Heitor Villa-Lobos: Chôros No.1

Heitor Villa-Lobos: Chôros No.1

Heitor Villa-Lobos compuso ‘Chôros No. 1’ en 1920 en Río de Janeiro y fue publicado originalmente bajo el título de ‘Chôro típico’, luego ‘Chôro típico brasileiro’. Más tarde, esta pieza fue incorporada en una colección de 14 choros llamada ‘Chôros’ siendo la primera pieza. Este ‘No. 1’ es la única obra para guitarra sola de la serie y representa el ambiente más típico del choro urbano. 

Como ‘chôros’ es el plural del sustantivo ‘chôro’, en teoría, la pieza debería llamarse ‘Chôro No. 1’. Pero el uso de ‘Chôros’ en el plural para el título de una pieza singular está aceptado universalmente. P. ej. ‘Chôros No. 1’, Chôros No. 2’, etc.

Se podría decir que las ediciones publicadas por la editorial francesa Max Eschig bajo el título de ‘CHÔROS (Nº.1)’ o ‘Chôros—No. 1’ serían las versiones de esta pieza más extendidas mundialmente. La intención de estos deletreos ambiguos podría haber sido ‘Obra Nº.1 de la colección Chôros’. En este artículo, voy a continuar con el título convencional para evitar confusiones.

 

Choro

En aquellos tiempos en Brasil, la fusión de los diversos estílos musicales, como por ejemplo, los europeos (Waltz, Mazurka, Polka, Schottische, Tango, Fado, etc.), afrobrasileños (Lundu, Batuque), afroestadounidense (Ragtime) y brasileños (Samba, Maxixe), estaba de moda en la cultura popular. Así mismo, podría decirse que Villa-Lobos siguió este movimiento de fusión cultural dentro de la tradición de la música clásica con la que creció, consiguiendo crear su propia identidad como un ‘compositor brasileño’ quien presenta orgullosamente la ‘música clásica brasileña’ al mundo.

El ‘choro’ es un género musical un poco confuso. Se dice que el término ‘choro’ viene del verbo ‘chorar (llorar)’ en portugués, por lo tanto sería una versión brasileña de ‘lamento’, equivalente al ‘Fado’ de Portugal, el ‘Flamenco’ de España, o ‘Blues’ de EE.UU. Pero, sorprendentemente, la gran mayoría de los choros incluyendo este No. 1 por Villa-Lobos nos dan una impresión de un carácter muy opuesto.
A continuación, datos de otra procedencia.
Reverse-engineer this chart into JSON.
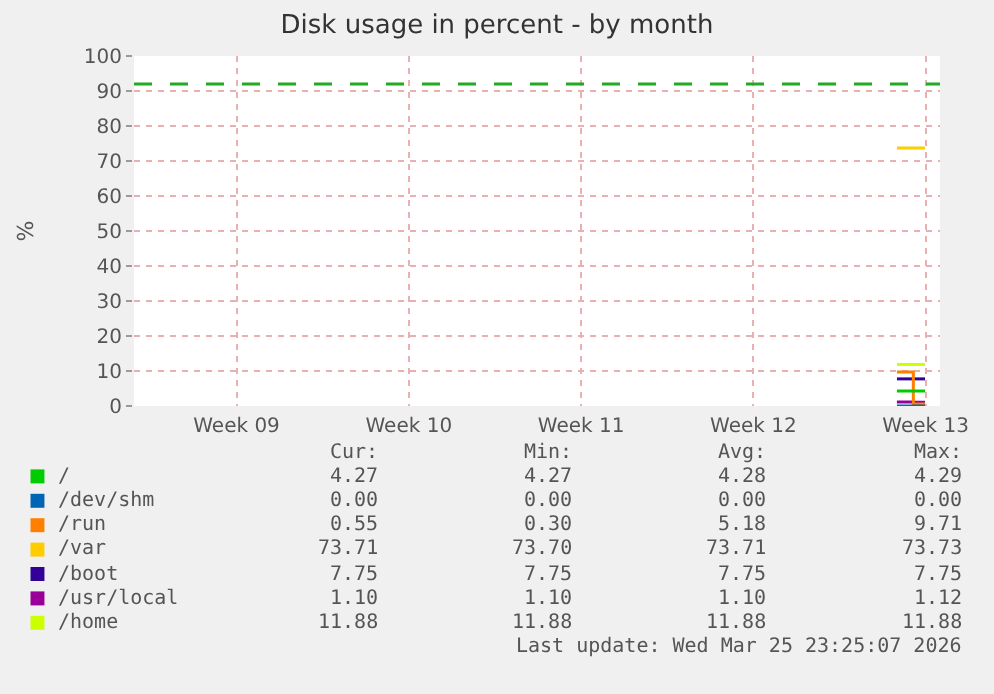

El tiempo binario que es rápido, enérgico y alegre: las melodías rítmicamente complejas con muchas síncopas, casi como si estuviera intentando engañar a los oídos del oyente, junto con el acompañamiento que a menudo contiene una especie del contrapunto (contracanto).

El ‘choro’ fue desarrollado como música de improvisación a través de las actuaciones en grupos (bandas sonoras, orquestas) especialmente en los bares y los lugares de baile, al igual que el Jazz. Por las circunstancias, poniendo más énfasis en el aspecto del baile, es posible que la música triste para ‘chorar’ iba transformándose gradualmente en la música rítmica y alegre en este Brasil urbano tan vivo.